Aliyah Boston is taking over this game. The Indiana Fever forward came out of the locker room on fire against the Las Vegas Aces, posting 15 points, 8 rebounds, and two three-pointers by the time the WNBA's own account was flagging her performance mid-half. That is not a slow build. That is a burst.

The context around her makes it sharper. Kelsey Mitchell had already staked the Fever's early lead, logging 12 points as Indiana's top scorer through the first half, with her first five coming before the midpoint of the first quarter. Jewell Loyd was drawing fouls and getting to the line. Jackie Young and Cheyenne Parker-Tyus were active for Las Vegas, with Young hitting a pull-up three early and Parker-Tyus working the post. Both teams were scoring. This was not a defensive grind going into halftime.

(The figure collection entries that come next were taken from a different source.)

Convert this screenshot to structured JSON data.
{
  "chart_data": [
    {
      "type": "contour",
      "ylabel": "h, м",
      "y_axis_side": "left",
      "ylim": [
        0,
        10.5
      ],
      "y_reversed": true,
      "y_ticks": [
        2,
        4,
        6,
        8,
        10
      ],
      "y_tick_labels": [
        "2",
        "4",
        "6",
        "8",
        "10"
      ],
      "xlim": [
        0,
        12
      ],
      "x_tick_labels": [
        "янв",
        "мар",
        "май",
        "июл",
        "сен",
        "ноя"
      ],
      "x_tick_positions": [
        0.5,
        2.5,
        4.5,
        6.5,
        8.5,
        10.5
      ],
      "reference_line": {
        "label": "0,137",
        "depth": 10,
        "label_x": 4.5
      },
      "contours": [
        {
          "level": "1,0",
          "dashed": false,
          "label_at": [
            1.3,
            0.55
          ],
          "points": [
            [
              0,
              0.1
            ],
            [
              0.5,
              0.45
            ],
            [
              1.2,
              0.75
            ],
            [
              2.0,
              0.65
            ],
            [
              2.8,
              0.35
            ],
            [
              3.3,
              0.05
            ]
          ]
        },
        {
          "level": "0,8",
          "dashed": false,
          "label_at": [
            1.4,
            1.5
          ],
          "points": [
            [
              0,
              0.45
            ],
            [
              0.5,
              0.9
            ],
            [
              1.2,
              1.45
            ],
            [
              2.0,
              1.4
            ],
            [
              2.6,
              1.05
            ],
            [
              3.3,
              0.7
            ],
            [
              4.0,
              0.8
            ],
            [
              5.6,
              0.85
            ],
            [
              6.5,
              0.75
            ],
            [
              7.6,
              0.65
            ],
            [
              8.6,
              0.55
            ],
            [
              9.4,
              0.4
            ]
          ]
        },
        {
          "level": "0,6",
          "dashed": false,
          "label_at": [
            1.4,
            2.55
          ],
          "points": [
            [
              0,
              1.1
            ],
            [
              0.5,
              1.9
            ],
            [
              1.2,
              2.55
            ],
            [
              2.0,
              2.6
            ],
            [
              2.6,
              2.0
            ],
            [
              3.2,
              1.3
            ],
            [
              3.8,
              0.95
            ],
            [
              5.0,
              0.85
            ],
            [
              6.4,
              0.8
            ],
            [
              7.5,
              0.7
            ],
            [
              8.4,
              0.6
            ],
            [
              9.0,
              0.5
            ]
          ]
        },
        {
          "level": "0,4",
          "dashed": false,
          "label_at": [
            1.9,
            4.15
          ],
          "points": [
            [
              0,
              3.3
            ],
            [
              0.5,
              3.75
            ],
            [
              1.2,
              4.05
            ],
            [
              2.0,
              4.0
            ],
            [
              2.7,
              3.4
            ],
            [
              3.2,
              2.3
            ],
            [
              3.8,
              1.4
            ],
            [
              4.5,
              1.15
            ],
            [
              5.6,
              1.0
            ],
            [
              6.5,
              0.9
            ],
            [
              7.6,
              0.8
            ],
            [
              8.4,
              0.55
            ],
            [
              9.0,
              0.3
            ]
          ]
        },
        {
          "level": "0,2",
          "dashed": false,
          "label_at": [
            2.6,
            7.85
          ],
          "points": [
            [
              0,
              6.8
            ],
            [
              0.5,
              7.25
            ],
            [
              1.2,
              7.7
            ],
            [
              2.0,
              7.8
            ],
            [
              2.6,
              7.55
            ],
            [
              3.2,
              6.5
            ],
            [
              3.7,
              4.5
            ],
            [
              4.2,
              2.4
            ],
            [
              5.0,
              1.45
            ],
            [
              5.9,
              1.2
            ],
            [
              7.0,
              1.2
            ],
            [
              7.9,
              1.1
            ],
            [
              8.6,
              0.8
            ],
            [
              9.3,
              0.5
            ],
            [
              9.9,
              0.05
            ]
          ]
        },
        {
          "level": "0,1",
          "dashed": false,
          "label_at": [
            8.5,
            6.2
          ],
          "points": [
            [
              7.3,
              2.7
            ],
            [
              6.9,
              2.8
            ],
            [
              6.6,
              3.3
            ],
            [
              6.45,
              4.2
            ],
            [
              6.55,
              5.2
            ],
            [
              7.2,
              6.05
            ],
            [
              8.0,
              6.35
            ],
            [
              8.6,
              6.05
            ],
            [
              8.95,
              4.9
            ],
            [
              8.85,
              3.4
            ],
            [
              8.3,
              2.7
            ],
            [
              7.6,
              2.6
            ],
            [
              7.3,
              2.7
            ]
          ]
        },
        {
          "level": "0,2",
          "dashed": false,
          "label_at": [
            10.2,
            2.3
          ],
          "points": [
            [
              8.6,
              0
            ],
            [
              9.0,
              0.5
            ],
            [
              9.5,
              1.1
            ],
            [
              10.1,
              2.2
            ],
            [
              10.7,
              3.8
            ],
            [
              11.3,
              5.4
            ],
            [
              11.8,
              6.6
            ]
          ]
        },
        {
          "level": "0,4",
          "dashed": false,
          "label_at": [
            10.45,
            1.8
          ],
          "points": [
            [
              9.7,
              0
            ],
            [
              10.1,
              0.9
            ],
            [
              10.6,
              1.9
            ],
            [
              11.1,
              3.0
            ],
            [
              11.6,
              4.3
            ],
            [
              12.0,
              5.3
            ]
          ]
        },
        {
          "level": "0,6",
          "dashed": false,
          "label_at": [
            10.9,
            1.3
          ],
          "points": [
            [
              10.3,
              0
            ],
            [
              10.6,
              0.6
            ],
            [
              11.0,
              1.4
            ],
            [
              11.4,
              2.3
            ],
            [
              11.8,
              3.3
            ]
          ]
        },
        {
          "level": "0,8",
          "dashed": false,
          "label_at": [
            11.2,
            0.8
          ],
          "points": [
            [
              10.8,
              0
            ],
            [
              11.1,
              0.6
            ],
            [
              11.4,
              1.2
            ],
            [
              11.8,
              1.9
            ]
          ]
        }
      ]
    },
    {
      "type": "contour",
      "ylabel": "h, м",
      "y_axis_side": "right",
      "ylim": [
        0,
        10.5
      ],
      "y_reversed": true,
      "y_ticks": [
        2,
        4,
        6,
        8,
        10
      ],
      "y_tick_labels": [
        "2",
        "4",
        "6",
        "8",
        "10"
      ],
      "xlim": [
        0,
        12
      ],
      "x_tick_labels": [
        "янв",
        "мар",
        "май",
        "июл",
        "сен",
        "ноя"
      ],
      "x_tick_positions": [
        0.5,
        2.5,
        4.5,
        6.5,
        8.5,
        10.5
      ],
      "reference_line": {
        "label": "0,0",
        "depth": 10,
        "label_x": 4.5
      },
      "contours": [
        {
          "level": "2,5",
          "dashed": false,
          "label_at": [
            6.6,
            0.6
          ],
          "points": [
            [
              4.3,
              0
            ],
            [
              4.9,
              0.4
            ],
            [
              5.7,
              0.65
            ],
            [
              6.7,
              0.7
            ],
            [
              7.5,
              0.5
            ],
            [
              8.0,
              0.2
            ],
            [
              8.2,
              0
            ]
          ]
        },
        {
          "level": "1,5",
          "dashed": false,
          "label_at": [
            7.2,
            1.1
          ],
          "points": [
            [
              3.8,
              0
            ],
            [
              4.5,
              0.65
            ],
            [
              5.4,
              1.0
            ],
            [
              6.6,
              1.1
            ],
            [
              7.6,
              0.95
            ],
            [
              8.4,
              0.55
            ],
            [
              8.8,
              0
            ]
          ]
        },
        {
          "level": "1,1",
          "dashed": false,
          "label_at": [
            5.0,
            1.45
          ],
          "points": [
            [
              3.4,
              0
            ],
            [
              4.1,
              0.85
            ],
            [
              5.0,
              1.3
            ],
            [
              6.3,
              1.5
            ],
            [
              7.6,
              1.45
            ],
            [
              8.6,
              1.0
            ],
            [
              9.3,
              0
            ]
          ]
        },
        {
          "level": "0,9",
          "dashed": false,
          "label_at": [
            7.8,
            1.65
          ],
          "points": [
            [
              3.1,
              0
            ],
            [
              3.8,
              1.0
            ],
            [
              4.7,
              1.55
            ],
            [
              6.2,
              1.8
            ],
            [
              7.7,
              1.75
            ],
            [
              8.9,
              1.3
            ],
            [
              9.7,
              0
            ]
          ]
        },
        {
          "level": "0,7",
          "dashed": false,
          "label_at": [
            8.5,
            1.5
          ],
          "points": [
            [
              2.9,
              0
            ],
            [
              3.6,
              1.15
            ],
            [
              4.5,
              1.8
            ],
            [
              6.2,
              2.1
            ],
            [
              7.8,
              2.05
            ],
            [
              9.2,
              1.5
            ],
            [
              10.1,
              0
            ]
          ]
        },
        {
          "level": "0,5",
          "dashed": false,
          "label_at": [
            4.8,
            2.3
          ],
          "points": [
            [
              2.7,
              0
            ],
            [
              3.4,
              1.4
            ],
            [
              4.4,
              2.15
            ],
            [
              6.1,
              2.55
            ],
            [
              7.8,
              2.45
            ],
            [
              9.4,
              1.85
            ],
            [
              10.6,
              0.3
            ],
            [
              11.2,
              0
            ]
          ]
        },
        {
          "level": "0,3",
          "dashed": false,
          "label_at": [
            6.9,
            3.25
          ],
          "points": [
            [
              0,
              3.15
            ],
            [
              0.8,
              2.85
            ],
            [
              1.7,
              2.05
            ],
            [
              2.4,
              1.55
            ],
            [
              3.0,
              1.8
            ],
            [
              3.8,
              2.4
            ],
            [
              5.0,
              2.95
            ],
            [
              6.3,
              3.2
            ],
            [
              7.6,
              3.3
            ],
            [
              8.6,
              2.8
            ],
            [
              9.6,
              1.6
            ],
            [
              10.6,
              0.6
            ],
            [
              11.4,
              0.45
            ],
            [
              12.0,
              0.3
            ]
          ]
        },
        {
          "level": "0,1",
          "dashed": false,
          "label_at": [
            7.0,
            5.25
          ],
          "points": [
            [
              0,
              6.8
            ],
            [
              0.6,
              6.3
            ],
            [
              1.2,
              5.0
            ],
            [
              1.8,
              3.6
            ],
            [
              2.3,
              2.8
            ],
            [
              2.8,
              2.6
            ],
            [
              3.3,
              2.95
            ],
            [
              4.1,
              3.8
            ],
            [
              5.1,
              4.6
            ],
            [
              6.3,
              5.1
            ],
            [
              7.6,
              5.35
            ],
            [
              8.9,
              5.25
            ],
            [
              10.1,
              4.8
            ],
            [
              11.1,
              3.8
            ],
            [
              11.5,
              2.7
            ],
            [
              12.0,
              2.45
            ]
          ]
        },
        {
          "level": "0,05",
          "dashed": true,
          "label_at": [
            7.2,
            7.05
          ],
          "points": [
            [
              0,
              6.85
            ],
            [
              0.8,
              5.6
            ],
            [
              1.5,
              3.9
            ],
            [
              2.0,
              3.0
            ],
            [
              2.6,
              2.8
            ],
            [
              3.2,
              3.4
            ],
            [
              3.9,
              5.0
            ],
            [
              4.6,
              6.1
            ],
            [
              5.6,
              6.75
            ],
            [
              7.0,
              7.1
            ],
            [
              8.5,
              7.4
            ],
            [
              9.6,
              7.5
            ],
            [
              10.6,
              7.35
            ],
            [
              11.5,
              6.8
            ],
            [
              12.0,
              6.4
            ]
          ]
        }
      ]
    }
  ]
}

When both teams are producing in the first half and then one player erupts individually coming out of the break, the live total is the first thing I look at. Boston's second-half pace alone, layered on top of an already active first half from both rosters, is the kind of development that compresses live over numbers quickly. Books adjust fast when a named player goes off, and Boston going for that kind of line in a half is exactly the signal sharp live bettors are watching.

On the Fever side, Boston carrying the second half shifts the offensive gravity away from Mitchell, which is worth noting for any in-game prop markets still open. Mitchell led at the half; Boston is the story now.

What I'm watching: the final box score, specifically whether Boston finishes with 20-plus points and double-digit boards. That line would confirm this was a genuine performance spike, not just a hot four-minute stretch, and it would set her point and rebound props for the next Fever game as the number to beat.